There are two methods that can increase the sensitivity of EMIT MTX assay. The one is to increase the volume of samples. That has been reported. The other is to decrease the volume of reagents A and B. Both methods aim to increase the concentration of MTX in mixed solution for test. In this study, the volumes of reagents A & B were decreased from 180 μL to 110 μL, this procedure reduces the consumption of reagents and lowered the cost of the assay, so far it has not been issued by any thesis. Then the calibration set was modified by adding three low concentrations calibrators 0.05, 0.10, 0.25 μmol/L and removing 3 calibrators 0.20, 1.50, 2.00 μmol/L. The added calibrators were prepared by diluting manufacturer calibrators. As a result, an accurate assay with a measuring range of 0.05–1.00 μmol/L was established.

The comparison graph of modified EMIT and LC-MS/MS showed that the results of EMIT has a positive bias (Fig. 2), which is consistent with the published studies [11]. There were two possible influence factors, albumin-bound MTX and metabolite(s) of MTX found in plasma. However, the extraction efficiency of MTX in LC-MS/MS was 95.86%~ 112.31%, which means the acetonitrile precipitation is an effective approach to dissociate the bound drug from the protein. For this reason, bound MTX would not be the main factor that resulted in significant difference between the two methods.
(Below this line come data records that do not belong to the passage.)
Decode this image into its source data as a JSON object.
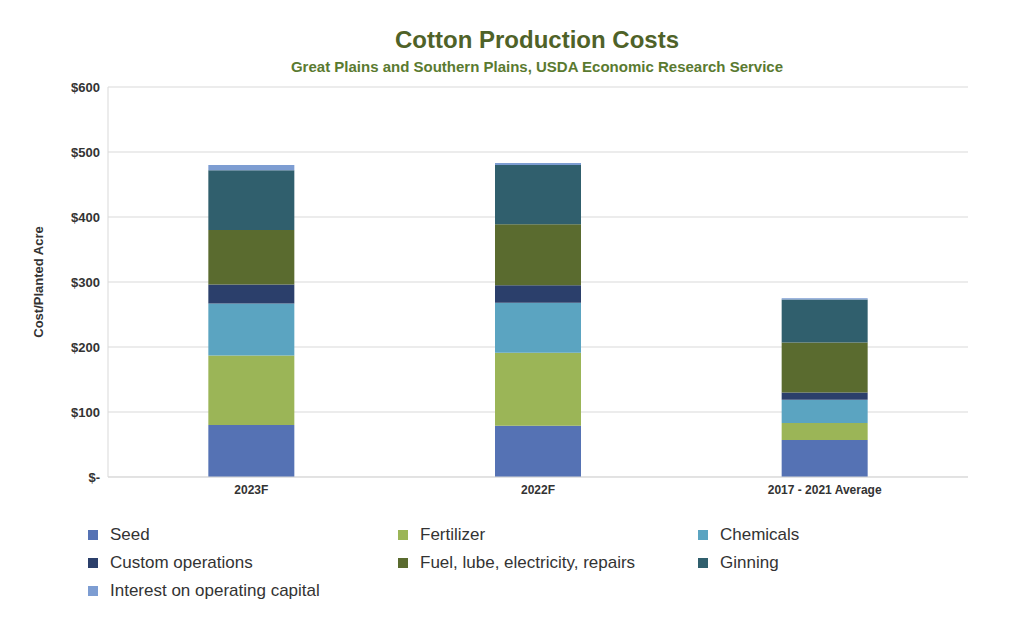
{
  "chart_data": {
    "type": "bar",
    "title": "Cotton Production Costs",
    "subtitle": "Great Plains and Southern Plains, USDA Economic Research Service",
    "y_label": "Cost/Planted Acre",
    "categories": [
      "2023F",
      "2022F",
      "2017 - 2021 Average"
    ],
    "series": [
      {
        "name": "Seed",
        "color": "#5572b4",
        "values": [
          80,
          79,
          57
        ]
      },
      {
        "name": "Fertilizer",
        "color": "#9bb557",
        "values": [
          107,
          112,
          26
        ]
      },
      {
        "name": "Chemicals",
        "color": "#5ba4c1",
        "values": [
          80,
          77,
          36
        ]
      },
      {
        "name": "Custom operations",
        "color": "#2b3f6b",
        "values": [
          29,
          27,
          11
        ]
      },
      {
        "name": "Fuel, lube, electricity, repairs",
        "color": "#5a6b2f",
        "values": [
          84,
          94,
          77
        ]
      },
      {
        "name": "Ginning",
        "color": "#305f6d",
        "values": [
          92,
          91,
          66
        ]
      },
      {
        "name": "Interest on operating capital",
        "color": "#7d9dd2",
        "values": [
          8,
          3,
          2
        ]
      }
    ],
    "ylim": [
      0,
      600
    ],
    "yticks": [
      {
        "value": 0,
        "label": "$-"
      },
      {
        "value": 100,
        "label": "$100"
      },
      {
        "value": 200,
        "label": "$200"
      },
      {
        "value": 300,
        "label": "$300"
      },
      {
        "value": 400,
        "label": "$400"
      },
      {
        "value": 500,
        "label": "$500"
      },
      {
        "value": 600,
        "label": "$600"
      }
    ],
    "stacked": true,
    "grid": true
  }
}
Maybe the metabolite of MTX caused the difference of the two methods.

In the following study, we aim to analyze the result of therapeutic MTX monitoring from childhood ALL patients in our hospital. Since the detection range of MTX extended from 0.3 μmol/L to 0.05 μmol/L, it enables us to establish a model for predicting MTX toxicity and delayed clearance, as well as to provide an accurate indicator for folinic acid rescue. This modified EMIT assay not just guarantees the rational and safety use of MTX, it also provides a more efficient way to conduct relative pharmaceutical or clinical studies.

Conclusion

MTX has been used worldwide to treat childhood ALL in many protocols, it is necessary to detect the blood concentration of MTX at low level less than 0.3 μmol/L. This study modified the EMIT MTX assay on Siemens VIVA-E instrument to enhance the sensitivity from 0.3 μmol/L to 0.05 μmol/L. At the same time, the test number of a reagent Kit increased from 140 to 210, which means the cost of detection was reduced about 30%. The precision and correlation data indicate there is no difference between modified method and commercial method. The modified method could be used in routine clinical practice for monitoring MTX concentration at the level less than 0.3 μmol/L.